What makes Tokaji wines truly special is their balance of sweetness and acidity. The yields are quite low, so the grapes from one plant can only produce a quarter bottle of wine. Producing Tokaji wines is a labour-intensive process that demands precision, which is passed down from one generation to the next.

Love strikes!

Tasting those sweet wines after seeing how they were produced, I started to appreciate the precision and hard work winemakers put into their craft. I couldn’t help but marvel at how a single fruit like grape can create so many styles and varieties of a beverage with such diverse aromas and flavours, something no other fruit or grain can do.

Wine can have aromas of fresh fruits like strawberries, bananas, pears, blackcurrants, lemons or mangoes, or of spices like star anise and cinnamon, or earthy smells of mushroom and leather from ageing. The wine smells of everything but grapes!

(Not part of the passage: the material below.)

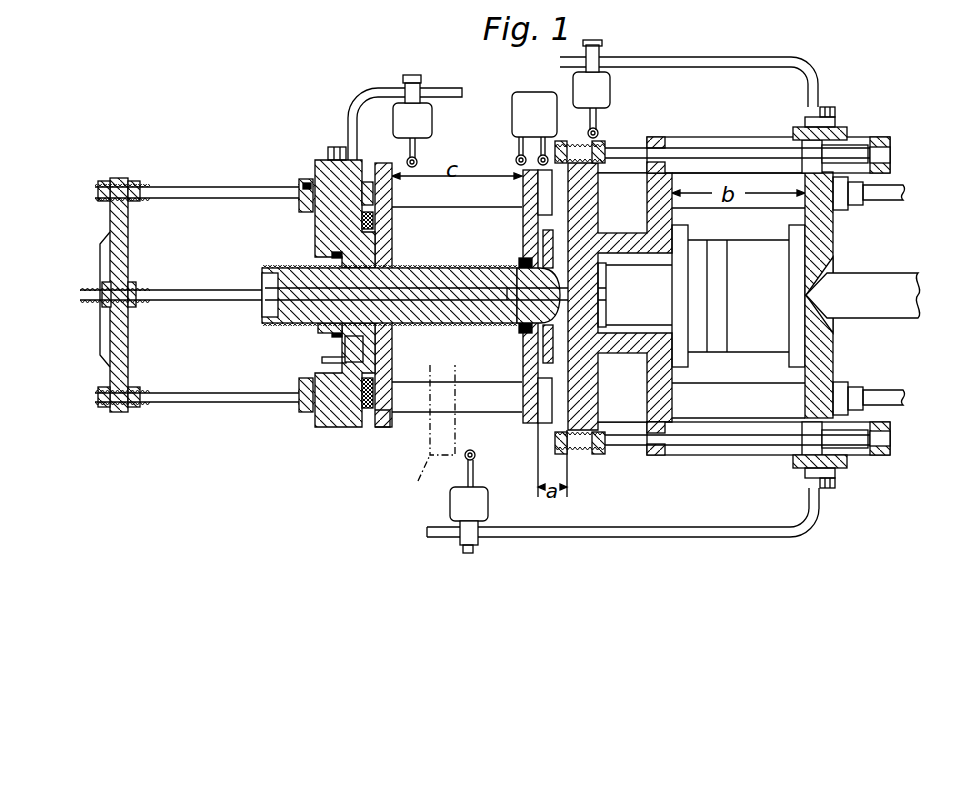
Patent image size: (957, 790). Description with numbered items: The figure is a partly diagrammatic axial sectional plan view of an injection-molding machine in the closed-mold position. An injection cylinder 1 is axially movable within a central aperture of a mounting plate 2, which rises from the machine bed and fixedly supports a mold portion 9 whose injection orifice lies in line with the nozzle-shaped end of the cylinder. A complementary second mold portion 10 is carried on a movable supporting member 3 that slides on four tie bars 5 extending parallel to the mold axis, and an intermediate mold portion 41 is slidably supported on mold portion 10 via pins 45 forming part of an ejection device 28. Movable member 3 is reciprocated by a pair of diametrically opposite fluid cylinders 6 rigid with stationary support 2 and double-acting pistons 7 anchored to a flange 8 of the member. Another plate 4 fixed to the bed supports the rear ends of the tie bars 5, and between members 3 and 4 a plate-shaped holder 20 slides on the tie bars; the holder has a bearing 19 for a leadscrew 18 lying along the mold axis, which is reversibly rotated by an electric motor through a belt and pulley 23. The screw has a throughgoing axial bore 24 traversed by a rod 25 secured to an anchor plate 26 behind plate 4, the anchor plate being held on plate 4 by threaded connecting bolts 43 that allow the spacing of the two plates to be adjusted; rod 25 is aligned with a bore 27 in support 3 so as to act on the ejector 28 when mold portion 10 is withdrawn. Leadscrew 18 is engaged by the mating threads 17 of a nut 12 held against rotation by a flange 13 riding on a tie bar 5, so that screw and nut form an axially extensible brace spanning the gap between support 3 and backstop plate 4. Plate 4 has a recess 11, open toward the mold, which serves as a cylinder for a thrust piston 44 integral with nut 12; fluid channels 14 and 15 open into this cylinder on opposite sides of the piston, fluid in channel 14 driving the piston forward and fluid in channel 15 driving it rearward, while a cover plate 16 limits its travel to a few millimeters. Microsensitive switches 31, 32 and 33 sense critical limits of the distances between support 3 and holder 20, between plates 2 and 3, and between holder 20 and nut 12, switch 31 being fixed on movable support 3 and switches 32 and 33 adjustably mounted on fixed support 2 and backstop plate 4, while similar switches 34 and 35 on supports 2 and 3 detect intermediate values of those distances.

I remember one winemaker in Italy mentioned to me that the alcohol content in wine doesn’t just cause intoxication – it plays a part in giving each wine a unique personality and a bouquet of aromas. Wine is nothing but fermented grape juice in its purest form. Winemakers do not add any additional flavouring substances or chemicals.

Of course, many decisions are taken by the winemaker during this journey to add more stylistic variations in the wine, to give it more clarity, or to make it more stable. But at the end of the day, there is a reason why wine is called the most natural alcoholic drink; this is because winemakers do not add or remove anything from it.